Parmi les quatorze joueurs-candidats autorisés à se présenter figure une licence qui a été renouvelée une fois en 2007, pour un second mandat, est qui, contre toute norme électorale moderne est sujette à un autre renouvellement ; de fait, on aurait plus la séquence de 2007 à 2012 comme second mandat mais tout simplement deuxième mandat, en vue d’un troisième qui irait jusqu’en 2019. La règle de base est qu’on parle de second s’il n’y a pas de troisième. Or, le nombre de renouvellement d’une licence autorisé depuis 2000 était limité à un. Bizarrement son équipe de campagne avec son cortège de ministres aux portefeuilles stratégiques le présenta, malgré tout, procédant à une surcharge sur la licence de Abdoulaye Wade. En somme son équipe a commis une fraude (n’oublions qu’au lendemain du dépôt de la candidature du président sortant, Souleymane Ndéné Ndiaye était retourné rectifier en catimini au greffe du conseil constitutionnel le fameux dossier). Autre fraude probable, le candidat controversé bénéficierait d’une investiture spéciale : investi d’une part par son parti démocratique sénégalais et d’autre part par sa coalition FAL, alors qu’il devrait l’être par l’un ou l’autre. Une nouvelle la grammaire française a été torpillée au Sénégal du poète-académicien Léopold Sedar Senghor : la polémique entre les conjonctions de coordination « et » et « ou ». Contre toute attente surréaliste, les cinq juges arbitres laissèrent passer la fraude, la forfaiture. Ils confirmaient leur décision, le 31 Janvier, mettant le feu au poudre et permettant aux citoyens d’autres nations, de rire sous cape, car sachant que nous, africains, ne méritons pas la démocratie. Les juges arbitres ont pris le risque d’autoriser au joueur octogénaire de participer à la compétition partie pour durer trois semaines.

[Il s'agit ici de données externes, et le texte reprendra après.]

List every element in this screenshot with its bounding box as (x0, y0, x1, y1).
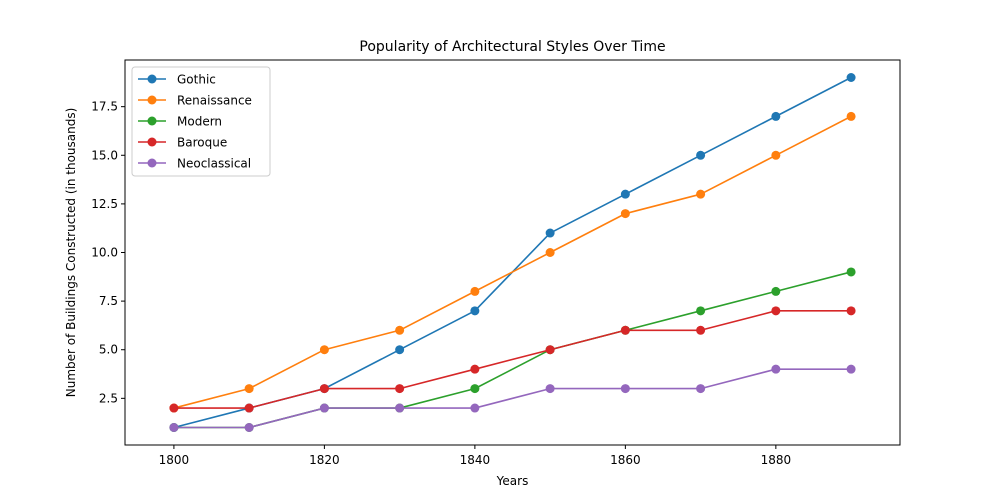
data-point-gothic (846, 73, 856, 82)
series-renaissance (169, 111, 856, 413)
data-point-gothic (470, 306, 480, 316)
data-point-neoclassical (319, 403, 329, 413)
data-point-renaissance (771, 150, 781, 160)
data-point-baroque (620, 325, 630, 335)
legend-item-neoclassical: Neoclassical (138, 157, 251, 171)
data-point-neoclassical (771, 364, 781, 374)
legend-item-modern: Modern (138, 115, 222, 129)
x-tick-label: 1820 (309, 453, 340, 467)
series-baroque (169, 306, 856, 413)
data-point-baroque (846, 306, 856, 316)
series-layer (169, 73, 856, 432)
legend-item-gothic: Gothic (138, 73, 216, 87)
data-point-renaissance (545, 248, 555, 257)
data-point-baroque (244, 403, 254, 413)
data-point-modern (771, 286, 781, 296)
legend-marker (147, 158, 157, 168)
series-line-modern (173, 271, 852, 429)
data-point-baroque (319, 384, 329, 394)
data-point-neoclassical (244, 423, 254, 432)
x-axis: 1800 1820 1840 1860 1880 (159, 445, 791, 467)
data-point-modern (846, 267, 856, 277)
data-point-baroque (696, 325, 706, 335)
legend-label: Gothic (177, 73, 216, 87)
data-point-renaissance (846, 111, 856, 121)
y-tick-label: 2.5 (99, 391, 118, 405)
y-axis: 2.5 5.0 7.5 10.0 12.5 15.0 17.5 (91, 100, 125, 405)
data-point-gothic (696, 150, 706, 160)
data-point-gothic (620, 189, 630, 199)
legend-marker (147, 74, 157, 84)
legend-item-renaissance: Renaissance (138, 94, 252, 108)
series-modern (169, 267, 856, 432)
x-tick-label: 1840 (460, 453, 491, 467)
data-point-renaissance (395, 325, 405, 335)
data-point-renaissance (696, 189, 706, 199)
data-point-neoclassical (620, 384, 630, 394)
data-point-renaissance (470, 286, 480, 296)
data-point-neoclassical (846, 364, 856, 374)
data-point-neoclassical (395, 403, 405, 413)
legend-item-baroque: Baroque (138, 136, 227, 150)
data-point-neoclassical (169, 423, 179, 432)
data-point-modern (470, 384, 480, 394)
series-line-baroque (173, 310, 852, 409)
data-point-renaissance (620, 209, 630, 219)
y-axis-title: Number of Buildings Constructed (in thou… (64, 108, 78, 398)
series-line-neoclassical (173, 368, 852, 429)
legend-marker (147, 116, 157, 126)
series-gothic (169, 73, 856, 432)
legend-marker (147, 137, 157, 147)
legend-label: Renaissance (177, 94, 252, 108)
y-tick-label: 12.5 (91, 197, 118, 211)
y-tick-label: 10.0 (91, 246, 118, 260)
y-tick-label: 17.5 (91, 100, 118, 114)
data-point-renaissance (319, 345, 329, 355)
data-point-baroque (395, 384, 405, 394)
data-point-baroque (545, 345, 555, 355)
data-point-baroque (470, 364, 480, 374)
data-point-modern (696, 306, 706, 316)
legend-box (131, 66, 271, 177)
y-tick-label: 7.5 (99, 294, 118, 308)
x-tick-label: 1800 (159, 453, 190, 467)
x-tick-label: 1860 (610, 453, 641, 467)
series-line-renaissance (173, 115, 852, 409)
x-tick-label: 1880 (761, 453, 792, 467)
data-point-gothic (771, 111, 781, 121)
data-point-baroque (169, 403, 179, 413)
data-point-baroque (771, 306, 781, 316)
data-point-neoclassical (470, 403, 480, 413)
data-point-gothic (395, 345, 405, 355)
data-point-gothic (545, 228, 555, 238)
y-tick-label: 5.0 (99, 343, 118, 357)
legend-label: Neoclassical (177, 157, 251, 171)
x-axis-title: Years (496, 474, 529, 488)
series-neoclassical (169, 364, 856, 432)
legend-label: Modern (177, 115, 222, 129)
data-point-renaissance (244, 384, 254, 394)
legend-marker (147, 95, 157, 105)
legend: Gothic Renaissance Modern Baroque Neoclassic… (131, 66, 271, 177)
data-point-neoclassical (696, 384, 706, 394)
legend-label: Baroque (177, 136, 227, 150)
data-point-neoclassical (545, 384, 555, 394)
chart-title: Popularity of Architectural Styles Over … (359, 39, 665, 55)
y-tick-label: 15.0 (91, 148, 118, 162)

Le thé est servi ou selon les convenances le vin est tiré, alors buvons-les chers compatriotes. Les cinq juges arbitres ont démontré à quel point ils avaient pris parti pour un candidat qui avait auparavant reconnu ne pouvoir et ne vouloir sous aucun prétexte se représenter en 2012. Ils ont tous fait sauter le verrou : voilà que ces juges choisissent d’être plus royalistes que le roi Abdoulaye. Le match est truqué car ils ont accepté des avantages à la veille de cette année électorale. Ailleurs de tels faits avaient valu des poursuites judiciaires : qui ne se souvient pas de l’AFFAIRE OM-VA où il était question de corruption dans le football français, plus tard la Juventus avec ses scandales sportivo-financiers. Pour étayer nos propos, nous ne citerons que ces deux exemples.
Jusque là le peuple-supporter n’avait pas officiellement droit à la parole, mais celle-ci ne se donnant pas dans certaines circonstances : il l’arracha. Des marches de constations aboutirent à des arrestations, des blessés et des morts d’homme de tous côtés. Le peuple-supporter sénégalais, en toute souveraineté, jouera pleinement sa partition ce jour tant attendu. Ne gagnerait-on pas à avoir sous nos cieux des institutions crédibles pour éviter d’aussi légitimes contestations.
En dernier ressort, les observateurs dépêchés pour ce scrutin, depuis quelques semaines, par l’Union Européenne, ceux qui seront désignés par les instances africaines et locales ; et ceux qui sont restés chez eux, leur travail se fera en toute impartialité. Le match aura probablement lieu et chacun s’acquittera de son devoir. Pourvu que le peuple sénégalais en sorte grandi, respectueux et digne dans l’intérêt de notre jeune Histoire.
M. DIALLO IBNOU
Doctorant ès Lettres Modernes, Option Grammaire Moderne
Professeur de Lettres Modernes ( ibndiallo@gmail.com)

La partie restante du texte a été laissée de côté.